I've said many times here before, when a Republican criticizes Donald Trump, that's someone worth our attention. To that end, a Republican former governor and member of Congress wrote a withering op-ed about the President in yesterday's New York Times worth noting.

The piece (link here) is titled "Why Do My Fellow Republicans Make Excuses for Trump's Deficits?" with the more provocative deck title of "He is driving the country to financial ruin. And his own party is letting it happen."

Debt and deficits are necessary during economic downturns to speed an economy toward recovery. That's why President Obama used them during the financial crisis at the beginning of his presidency. He then turned away from them as the economy recovered.

Under Trump, however, with the economy still expanding (but at a slower rate), he and his GOP enablers have exploded debt and deficits to record highs. That makes utterly no sense economically. It's a binge that will cause a particularly painful financial hangover in the intermediate future.

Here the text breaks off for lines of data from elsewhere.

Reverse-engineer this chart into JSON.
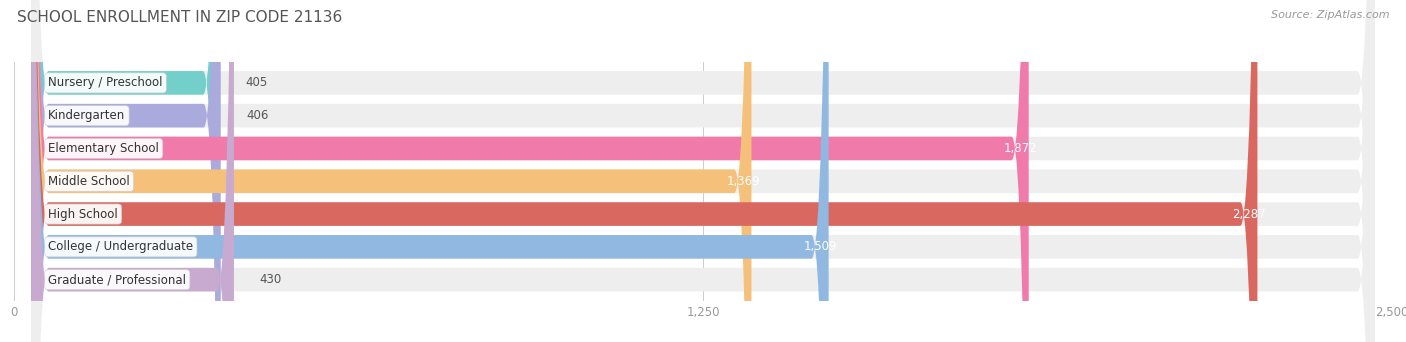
{
  "title": "SCHOOL ENROLLMENT IN ZIP CODE 21136",
  "source": "Source: ZipAtlas.com",
  "categories": [
    "Nursery / Preschool",
    "Kindergarten",
    "Elementary School",
    "Middle School",
    "High School",
    "College / Undergraduate",
    "Graduate / Professional"
  ],
  "values": [
    405,
    406,
    1872,
    1369,
    2287,
    1509,
    430
  ],
  "bar_colors": [
    "#72cfc9",
    "#aaaadd",
    "#f07aaa",
    "#f5c07a",
    "#d96860",
    "#90b8e0",
    "#c8aad0"
  ],
  "bar_bg_color": "#eeeeee",
  "xlim": [
    0,
    2500
  ],
  "xticks": [
    0,
    1250,
    2500
  ],
  "xtick_labels": [
    "0",
    "1,250",
    "2,500"
  ],
  "title_fontsize": 11,
  "source_fontsize": 8,
  "label_fontsize": 8.5,
  "value_fontsize": 8.5,
  "background_color": "#ffffff",
  "value_inside_threshold": 700
}
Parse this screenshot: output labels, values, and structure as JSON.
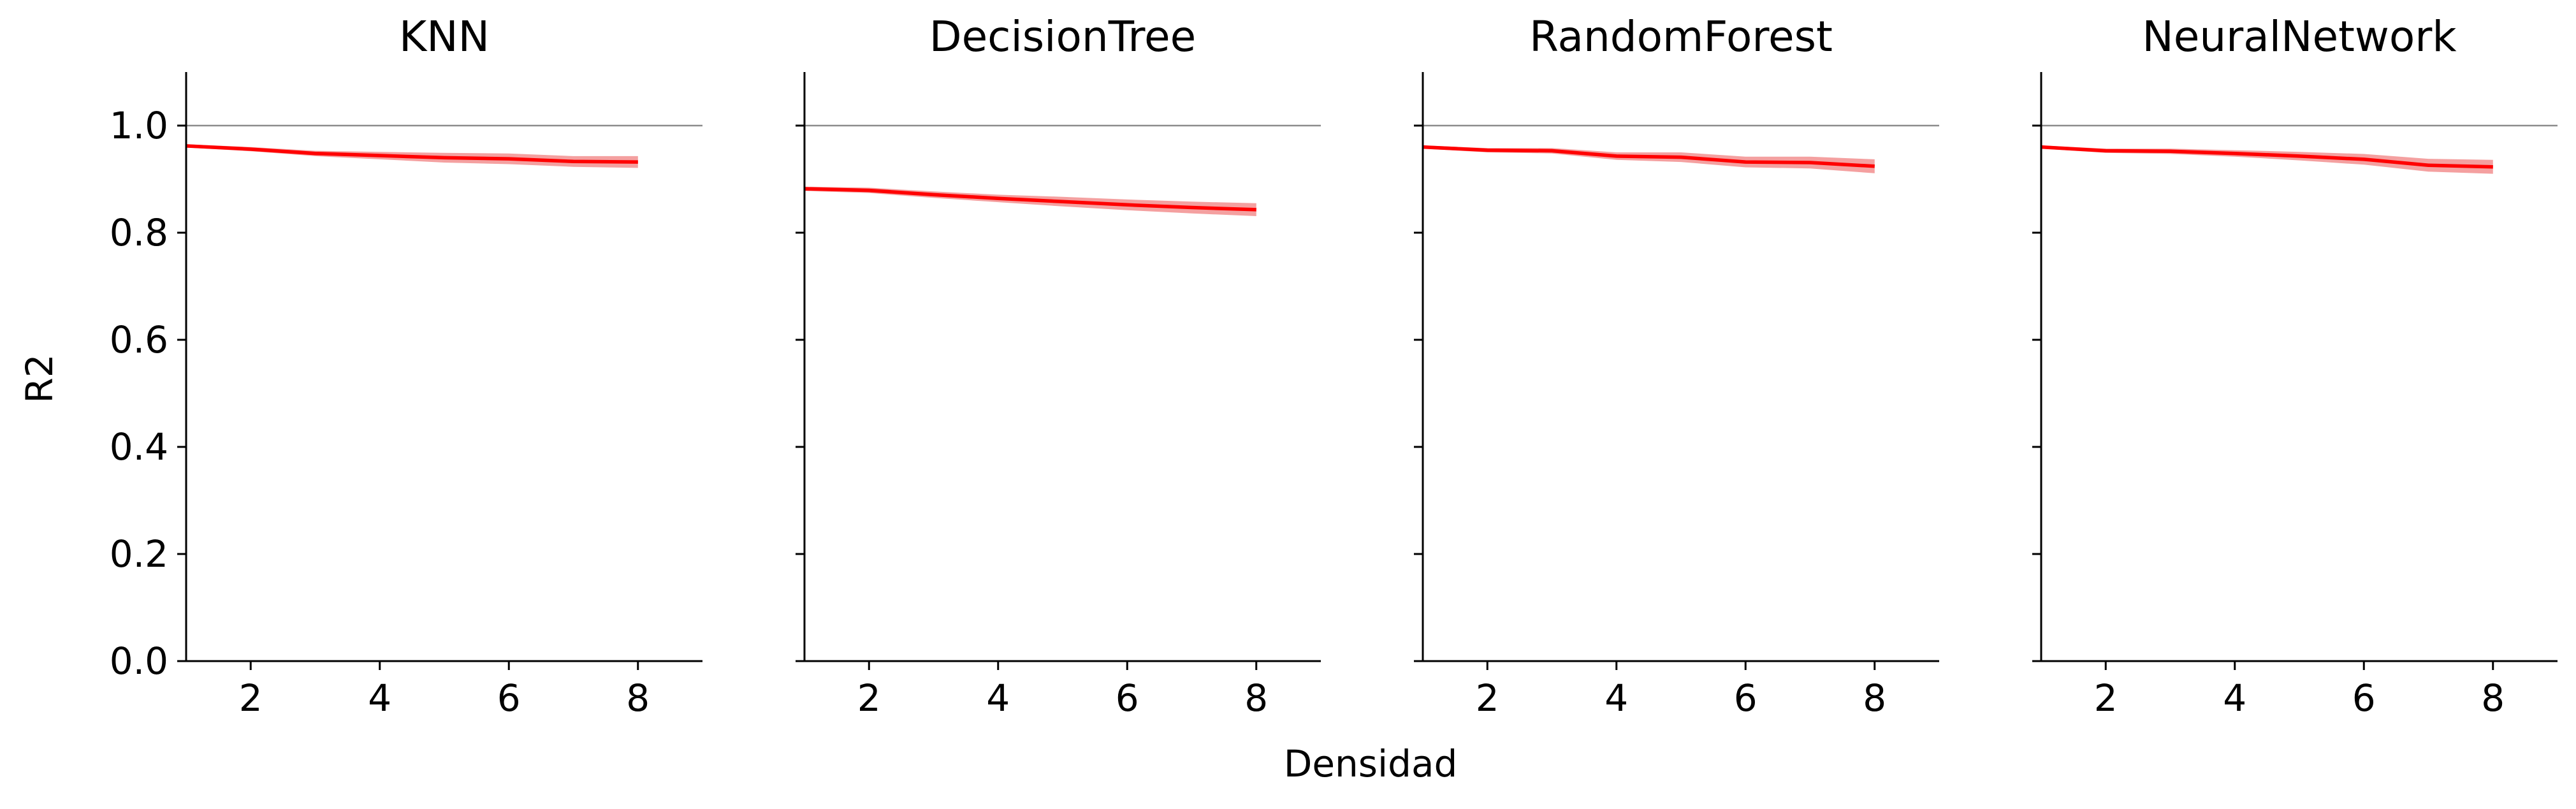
{
  "figure": {
    "xlabel": "Densidad",
    "ylabel": "R2"
  },
  "chart_data": [
    {
      "type": "line",
      "title": "KNN",
      "xlim": [
        1,
        9
      ],
      "ylim": [
        0.0,
        1.1
      ],
      "xticks": [
        2,
        4,
        6,
        8
      ],
      "yticks": [
        0.0,
        0.2,
        0.4,
        0.6,
        0.8,
        1.0
      ],
      "reference_line": 1.0,
      "grid": false,
      "series": [
        {
          "color": "#ff0000",
          "band_color": "#f08080",
          "x": [
            1,
            2,
            3,
            4,
            5,
            6,
            7,
            8
          ],
          "y": [
            0.962,
            0.956,
            0.948,
            0.944,
            0.94,
            0.938,
            0.933,
            0.932
          ],
          "lower": [
            0.959,
            0.952,
            0.943,
            0.937,
            0.931,
            0.928,
            0.923,
            0.921
          ],
          "upper": [
            0.965,
            0.96,
            0.953,
            0.951,
            0.949,
            0.948,
            0.943,
            0.943
          ]
        }
      ]
    },
    {
      "type": "line",
      "title": "DecisionTree",
      "xlim": [
        1,
        9
      ],
      "ylim": [
        0.0,
        1.1
      ],
      "xticks": [
        2,
        4,
        6,
        8
      ],
      "yticks": [
        0.0,
        0.2,
        0.4,
        0.6,
        0.8,
        1.0
      ],
      "reference_line": 1.0,
      "grid": false,
      "series": [
        {
          "color": "#ff0000",
          "band_color": "#f08080",
          "x": [
            1,
            2,
            3,
            4,
            5,
            6,
            7,
            8
          ],
          "y": [
            0.882,
            0.879,
            0.871,
            0.864,
            0.858,
            0.852,
            0.847,
            0.843
          ],
          "lower": [
            0.878,
            0.874,
            0.865,
            0.857,
            0.849,
            0.842,
            0.836,
            0.831
          ],
          "upper": [
            0.886,
            0.884,
            0.877,
            0.871,
            0.867,
            0.862,
            0.858,
            0.855
          ]
        }
      ]
    },
    {
      "type": "line",
      "title": "RandomForest",
      "xlim": [
        1,
        9
      ],
      "ylim": [
        0.0,
        1.1
      ],
      "xticks": [
        2,
        4,
        6,
        8
      ],
      "yticks": [
        0.0,
        0.2,
        0.4,
        0.6,
        0.8,
        1.0
      ],
      "reference_line": 1.0,
      "grid": false,
      "series": [
        {
          "color": "#ff0000",
          "band_color": "#f08080",
          "x": [
            1,
            2,
            3,
            4,
            5,
            6,
            7,
            8
          ],
          "y": [
            0.96,
            0.954,
            0.953,
            0.943,
            0.941,
            0.932,
            0.931,
            0.924
          ],
          "lower": [
            0.957,
            0.95,
            0.948,
            0.936,
            0.932,
            0.922,
            0.92,
            0.911
          ],
          "upper": [
            0.963,
            0.958,
            0.958,
            0.95,
            0.95,
            0.942,
            0.942,
            0.937
          ]
        }
      ]
    },
    {
      "type": "line",
      "title": "NeuralNetwork",
      "xlim": [
        1,
        9
      ],
      "ylim": [
        0.0,
        1.1
      ],
      "xticks": [
        2,
        4,
        6,
        8
      ],
      "yticks": [
        0.0,
        0.2,
        0.4,
        0.6,
        0.8,
        1.0
      ],
      "reference_line": 1.0,
      "grid": false,
      "series": [
        {
          "color": "#ff0000",
          "band_color": "#f08080",
          "x": [
            1,
            2,
            3,
            4,
            5,
            6,
            7,
            8
          ],
          "y": [
            0.96,
            0.953,
            0.952,
            0.948,
            0.943,
            0.937,
            0.926,
            0.923
          ],
          "lower": [
            0.957,
            0.949,
            0.947,
            0.942,
            0.935,
            0.927,
            0.914,
            0.91
          ],
          "upper": [
            0.963,
            0.957,
            0.957,
            0.954,
            0.951,
            0.947,
            0.938,
            0.936
          ]
        }
      ]
    }
  ]
}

Worse still, the next time the economy hits a recession, which is inevitable, the already crippling debt will weaken the usual monetary tools needed to speed a recovery, thereby prolonging the downturn.

Trump's reckless budgets also underscore Republicans' whopping hypocrisy: they criticize debt when it's used to shore up a sagging economy in recession, a necessary tool, yet they look the other way when it's used at a much larger pace when it's utterly unneeded.

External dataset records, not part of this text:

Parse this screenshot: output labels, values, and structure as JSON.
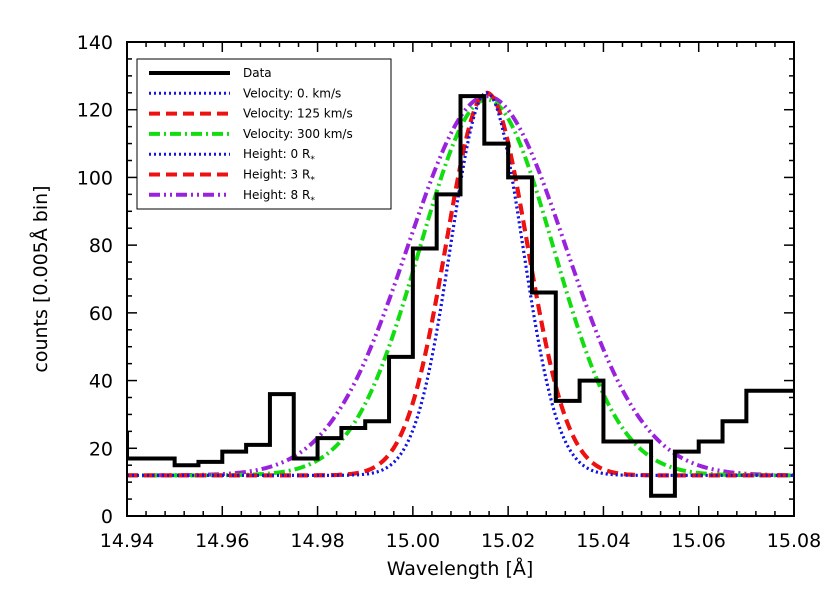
{
  "chart_data": {
    "type": "line",
    "xlabel": "Wavelength [Å]",
    "ylabel": "counts [0.005Å bin]",
    "xlim": [
      14.94,
      15.08
    ],
    "ylim": [
      0,
      140
    ],
    "x_ticks": [
      "14.94",
      "14.96",
      "14.98",
      "15.00",
      "15.02",
      "15.04",
      "15.06",
      "15.08"
    ],
    "x_tick_values": [
      14.94,
      14.96,
      14.98,
      15.0,
      15.02,
      15.04,
      15.06,
      15.08
    ],
    "y_ticks": [
      "0",
      "20",
      "40",
      "60",
      "80",
      "100",
      "120",
      "140"
    ],
    "y_tick_values": [
      0,
      20,
      40,
      60,
      80,
      100,
      120,
      140
    ],
    "legend_position": "top-left",
    "histogram": {
      "name": "Data",
      "color": "#000000",
      "bin_width": 0.005,
      "bin_starts": [
        14.94,
        14.945,
        14.95,
        14.955,
        14.96,
        14.965,
        14.97,
        14.975,
        14.98,
        14.985,
        14.99,
        14.995,
        15.0,
        15.005,
        15.01,
        15.015,
        15.02,
        15.025,
        15.03,
        15.035,
        15.04,
        15.045,
        15.05,
        15.055,
        15.06,
        15.065,
        15.07,
        15.075
      ],
      "counts": [
        17,
        17,
        15,
        16,
        19,
        21,
        36,
        17,
        23,
        26,
        28,
        47,
        79,
        95,
        124,
        110,
        100,
        66,
        34,
        40,
        22,
        22,
        6,
        19,
        22,
        28,
        37,
        37
      ],
      "left_edge_value": 25
    },
    "series": [
      {
        "name": "Velocity: 0. km/s",
        "color": "#1414e6",
        "dash": "dotted",
        "center": 15.0155,
        "sigma": 0.0075,
        "amplitude": 113,
        "baseline": 12
      },
      {
        "name": "Velocity: 125 km/s",
        "color": "#ee1111",
        "dash": "dashed",
        "center": 15.0155,
        "sigma": 0.0085,
        "amplitude": 113,
        "baseline": 12
      },
      {
        "name": "Velocity: 300 km/s",
        "color": "#11dd11",
        "dash": "dashdot",
        "center": 15.0155,
        "sigma": 0.014,
        "amplitude": 111,
        "baseline": 12
      },
      {
        "name": "Height: 0 R",
        "color": "#1414e6",
        "dash": "dotted",
        "center": 15.0155,
        "sigma": 0.0075,
        "amplitude": 113,
        "baseline": 12
      },
      {
        "name": "Height: 3 R",
        "color": "#ee1111",
        "dash": "dashed",
        "center": 15.0155,
        "sigma": 0.0085,
        "amplitude": 113,
        "baseline": 12
      },
      {
        "name": "Height: 8 R",
        "color": "#9922dd",
        "dash": "dashdotdot",
        "center": 15.0155,
        "sigma": 0.0165,
        "amplitude": 112,
        "baseline": 12
      }
    ],
    "legend": [
      {
        "label": "Data",
        "subscript": "",
        "color": "#000000",
        "dash": "solid"
      },
      {
        "label": "Velocity: 0. km/s",
        "subscript": "",
        "color": "#1414e6",
        "dash": "dotted"
      },
      {
        "label": "Velocity: 125 km/s",
        "subscript": "",
        "color": "#ee1111",
        "dash": "dashed"
      },
      {
        "label": "Velocity: 300 km/s",
        "subscript": "",
        "color": "#11dd11",
        "dash": "dashdot"
      },
      {
        "label": "Height: 0 R",
        "subscript": "*",
        "color": "#1414e6",
        "dash": "dotted"
      },
      {
        "label": "Height: 3 R",
        "subscript": "*",
        "color": "#ee1111",
        "dash": "dashed"
      },
      {
        "label": "Height: 8 R",
        "subscript": "*",
        "color": "#9922dd",
        "dash": "dashdotdot"
      }
    ]
  }
}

This will not end well. It could result in runaway inflation. It could result in economic stagnation. Or worse, it could collapse real growth, bring on a serious depression, lead to default, and thus push the American economy off a cliff.

Argentina's economic history offers a good lesson in how a strong economy can be destroyed with the sorts of reckless policies Trump has enacted with the GOP's health. From 1880 to 1930, the country experienced phenomenal economic growth, some of the highest ever recorded in human history.

Thereafter, the country's leaders made a series of economically disastrous decisions that pushed the economy off a cliff. As a result, the economy has never recovered to the levels seen nearly a century ago.

Something of the same could happen to the United States. Some fiscal roadmaps are so disastrous that they permanently cripple an economy. Trump seems determined to go down that road. The question is why.